If there’s anything the Cubs like almost as much as delaying IL decisions, it’s trading with the Mets for guys named Pete. They managed to pry loose their current top prospect, Pete Crow-Armstrong, at the 2021 deadline and were apparently loaded for bear this time around. Though nothing got particularly close, Ken Rosenthal reported recently that Jed Hoyer kicked the tires on slugging first baseman Pete Alonso.
The Cubs were really just mentioned in passing as being among the teams interested in Alonso, the most prominent of which was the Brewers. As Rosenthal wrote, Milwaukee was engaged in discussions even after acquiring Carlos Santana from the Pirates. Still, it’s fun to discuss what might have been.

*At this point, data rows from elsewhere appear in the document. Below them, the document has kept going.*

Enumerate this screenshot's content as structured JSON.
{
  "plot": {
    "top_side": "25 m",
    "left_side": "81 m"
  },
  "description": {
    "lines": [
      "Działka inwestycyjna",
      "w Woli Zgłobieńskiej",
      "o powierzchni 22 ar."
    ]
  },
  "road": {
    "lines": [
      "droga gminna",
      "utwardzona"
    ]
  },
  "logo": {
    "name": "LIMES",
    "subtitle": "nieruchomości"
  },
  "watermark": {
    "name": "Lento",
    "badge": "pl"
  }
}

We had looked at the fit for the Cubs just before the deadline amid rumors that the Polar Bear was on the trading block, but the thought at the time was that the Mets’ asking price was simply too high. In addition to whatever prospect price New York was seeking, Alonso’s prorated $14.5 million salary would have pushed the Cubs beyond the $233 million CBT threshold. The penalty alone shouldn’t have scared them because we’re talking about a minimal overage, but it complicates matters when you’re already looking at giving up big-time players.
In the end, it may not have made much difference for a Cubs team that needs a pitching upgrade far more than an offensive spark. Though they’ve been one of the best teams in baseball since the break when it comes to scoring runs, their 4.74 team ERA ranks 20th in MLB in the second half and their 5.28 starters’ ERA ranks 26th.
Some of that comes from pitching to Alonso, who almost single-handedly won the two games the Mets took from the Cubs back in Queens earlier this month. Hell, trading for him might have been worth it for that reason alone. Then there’s the matter of his club control, which runs through next season via arbitration. The Cubs have been using Cody Bellinger at first for the most part now that Mike Tauchman has taken over as the everyday leadoff man, but they’ll need a replacement unless they re-sign Bellinger in free agency.
And just a note for anyone who’s looking at Alonso’s .224 average and using that as a reason not to covet him: Stop. He’s got 39 homers and a 134 wRC+, marks that would rank first and second among Cubs hitters this season, and he’s done it while battling a bruised/sprained wrist. Dude’s an elite power hitter the likes of which the Cubs haven’t seen in a long time.
While it’s a moot point because the deal never got done, I think the takeaway here is that Hoyer is willing to aggressively pursue upgrades to the roster this offseason. Pitching needs to be at the top of the list because the only sure thing heading into next year is Justin Steele. Marcus Stroman could opt out and he’s only under contract for one more season if he chooses to stay, and Kyle Hendricks has a $16 million club option that’s looking better all the time.
Drew Smyly‘s initial $8.5 million guarantee has climbed to $9 million based on performance escalators and could inflate to $11.5 million if he continues to accrue innings, but his double-digit ERA over his last seven starts puts his future in jeopardy. Jameson Taillon is another sure thing in terms of his deal keeping him around, it’s just that the Cubs can’t necessarily count on him as anything more than a No. 4 or 5 starter at this point.
Adding a high-end starter is a must, and replacing Bellinger’s production — whether it’s with Bellinger himself or a top free agent — has to be a priority as well. Without taking their eyes off of the current playoff race, the Cubs need to be planning for what’s next.